Wednesday, December 9, 2009

Brookings Cycling Symposium

Last night my colleagues and I attended a symposium at the Newseum entitled, "Cities, Bicycles, and the Future of Getting Around". The event gathered some of the most active, passionate, and forward thinking bike advocates in the country including Tim Blumenthal from Bikes Belong, Portland's Bicycle Coordinator Roger Geller, and even our very own Chris Eatough from BikeArlington. (photo courtesy of League staff)

The symposium opened with David Byrne of the Talking Heads, who recently published his book, Bicycle Diaries. David began with a photo of Columbia, MD where his elderly parents now live and are stranded due to the autocentric design of the community.
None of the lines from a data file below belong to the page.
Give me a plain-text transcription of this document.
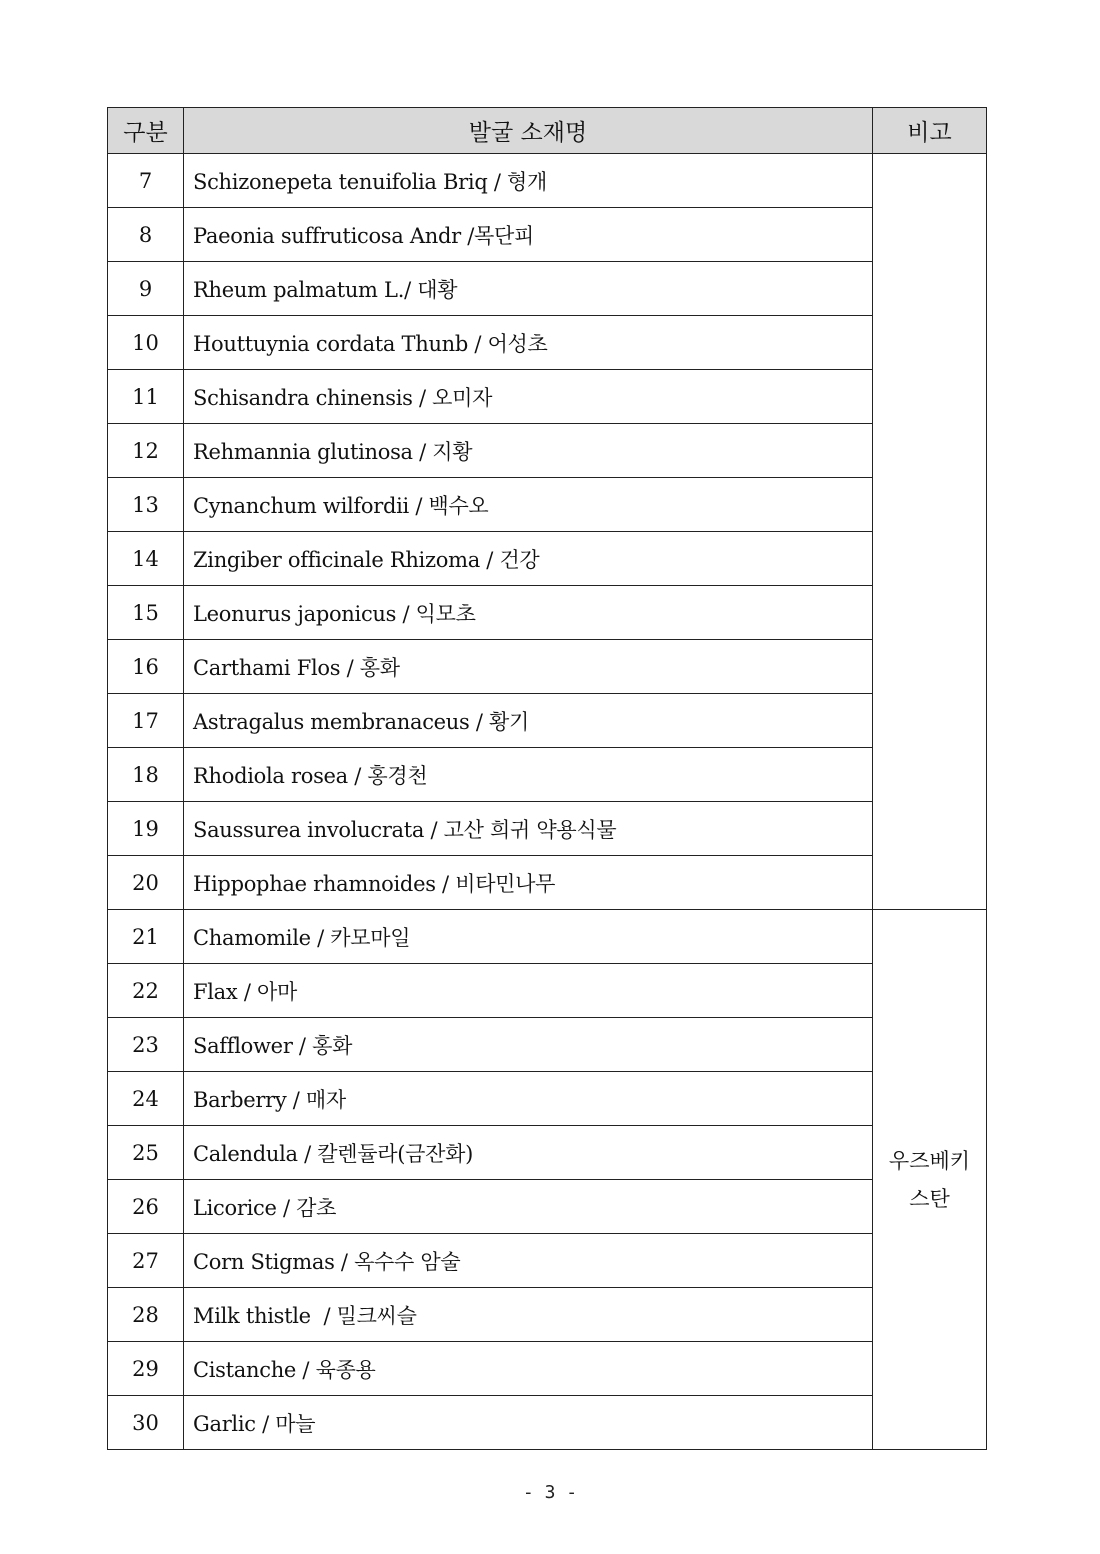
구분	발굴 소재명	비고
7	Schizonepeta tenuifolia Briq / 형개	
8	Paeonia suffruticosa Andr /목단피	
9	Rheum palmatum L./ 대황	
10	Houttuynia cordata Thunb / 어성초	
11	Schisandra chinensis / 오미자	
12	Rehmannia glutinosa / 지황	
13	Cynanchum wilfordii / 백수오	
14	Zingiber officinale Rhizoma / 건강	
15	Leonurus japonicus / 익모초	
16	Carthami Flos / 홍화	
17	Astragalus membranaceus / 황기	
18	Rhodiola rosea / 홍경천	
19	Saussurea involucrata / 고산 희귀 약용식물	
20	Hippophae rhamnoides / 비타민나무	
21	Chamomile / 카모마일	우즈베키
스탄

22	Flax / 아마	
23	Safflower / 홍화	
24	Barberry / 매자	
25	Calendula / 칼렌듈라(금잔화)	
26	Licorice / 감초	
27	Corn Stigmas / 옥수수 암술	
28	Milk thistle  / 밀크씨슬	
29	Cistanche / 육종용	
30	Garlic / 마늘	
- 3 -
He then went on to highlight some of his favorite books including Twenty Minutes in Manhattan, The Death and Life of Great American Cities, and hmmmm ...damn it, I can't remember the third book. At any rate, he continued with a photo diary of his travels around the world on bike, identifying those places that have successfully created streets with people and community in mind.
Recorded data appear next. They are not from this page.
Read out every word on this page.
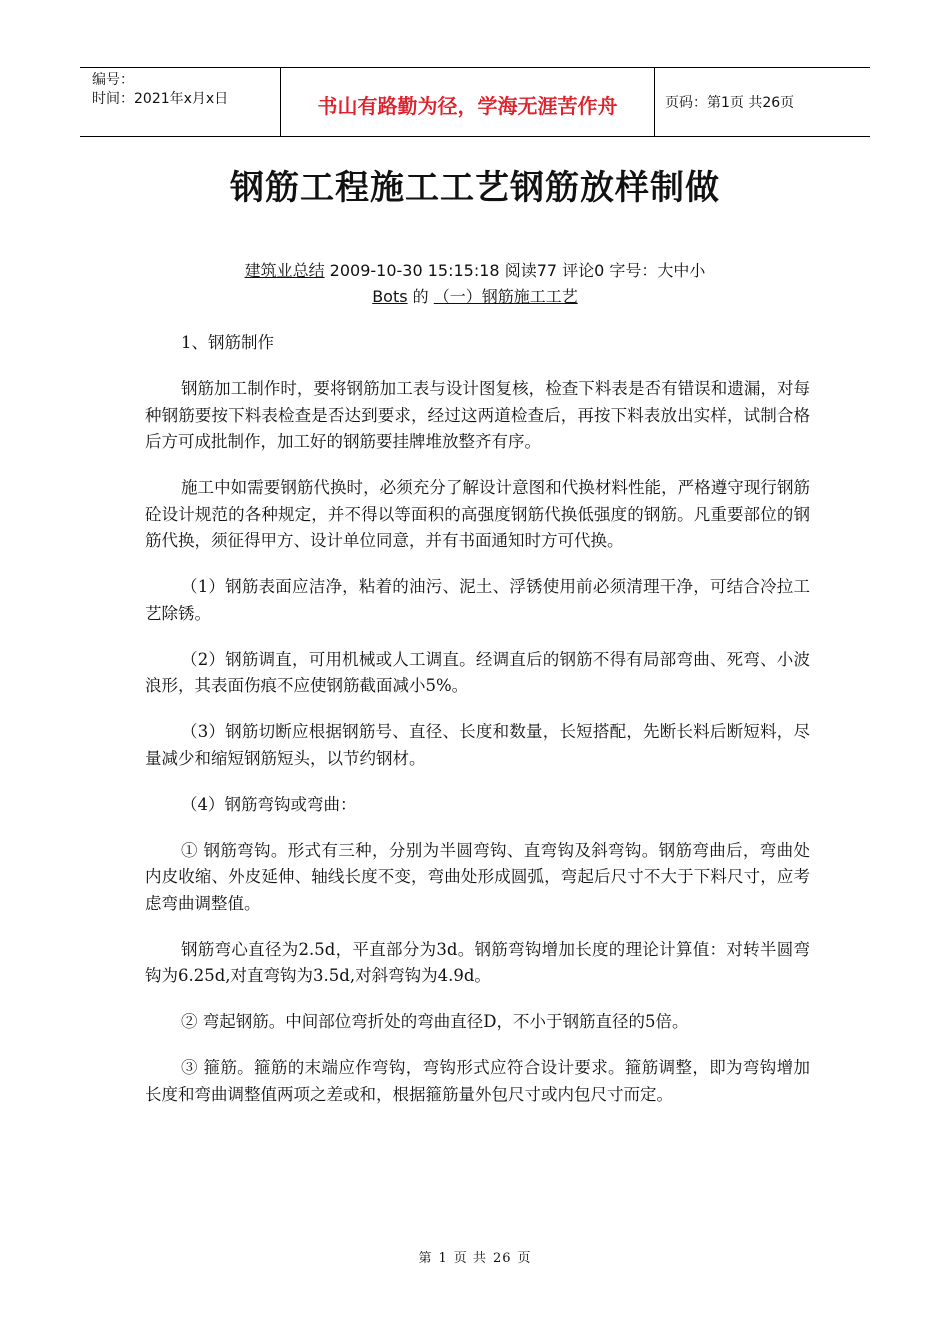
编号：
时间：2021年x月x日	书山有路勤为径，学海无涯苦作舟	页码：第1页 共26页
钢筋工程施工工艺钢筋放样制做
建筑业总结 2009-10-30 15:15:18 阅读77 评论0 字号：大中小
Bots 的 （一）钢筋施工工艺

1、钢筋制作

钢筋加工制作时，要将钢筋加工表与设计图复核，检查下料表是否有错误和遗漏，对每种钢筋要按下料表检查是否达到要求，经过这两道检查后，再按下料表放出实样，试制合格后方可成批制作，加工好的钢筋要挂牌堆放整齐有序。

施工中如需要钢筋代换时，必须充分了解设计意图和代换材料性能，严格遵守现行钢筋砼设计规范的各种规定，并不得以等面积的高强度钢筋代换低强度的钢筋。凡重要部位的钢筋代换，须征得甲方、设计单位同意，并有书面通知时方可代换。

（1）钢筋表面应洁净，粘着的油污、泥土、浮锈使用前必须清理干净，可结合冷拉工艺除锈。

（2）钢筋调直，可用机械或人工调直。经调直后的钢筋不得有局部弯曲、死弯、小波浪形，其表面伤痕不应使钢筋截面减小5%。

（3）钢筋切断应根据钢筋号、直径、长度和数量，长短搭配，先断长料后断短料，尽量减少和缩短钢筋短头，以节约钢材。

（4）钢筋弯钩或弯曲：

① 钢筋弯钩。形式有三种，分别为半圆弯钩、直弯钩及斜弯钩。钢筋弯曲后，弯曲处内皮收缩、外皮延伸、轴线长度不变，弯曲处形成圆弧，弯起后尺寸不大于下料尺寸，应考虑弯曲调整值。

钢筋弯心直径为2.5d，平直部分为3d。钢筋弯钩增加长度的理论计算值：对转半圆弯钩为6.25d,对直弯钩为3.5d,对斜弯钩为4.9d。

② 弯起钢筋。中间部位弯折处的弯曲直径D，不小于钢筋直径的5倍。

③ 箍筋。箍筋的末端应作弯钩，弯钩形式应符合设计要求。箍筋调整，即为弯钩增加长度和弯曲调整值两项之差或和，根据箍筋量外包尺寸或内包尺寸而定。

第 1 页 共 26 页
Following David, Congressman Earl Blumenauer (an icon in the world of bike policy) opened with what he proclaimes to be the universal question of bike advocates ...and it goes something like this: "How many people are currently stuck in traffic on their way to ride a stationary bike at the gym?". A perverse notion, indeed. He then went on to talk about the new bill he recently introduced to congress that would create $2 billion dollars in federal funds for investments in active transportation. Blumenauer described the cyclist as an indicator species of a healthy community. The hobby ecologist in me loves eco-metaphors.
Jannette Sadik-Kahn, commissioner of the New York city Department of Transportation, closed things up with the announcement the launching of "Cities for Cycling", a new coalition of cities pushing for rapid improvements in bikeway design. Recognizing the lack of federal attention to the issue, the coalition aims to assist transportation planners as they create innovative bikeways by providing them with technical guidance on best practices that have been observed in some of America's most bicycle friendly cities.

Sadly, I forgot my camera at the office and missed a photo op. with David Byrne. Hopefully my quick sketch will suffice. I drew it from memory, so it might not be very accurate.


mikejoos said...

David Byrne is looking a little skinny… I dare say eating disorder?

Anonymous said...

beautiful illustration. you kill me.-k.n.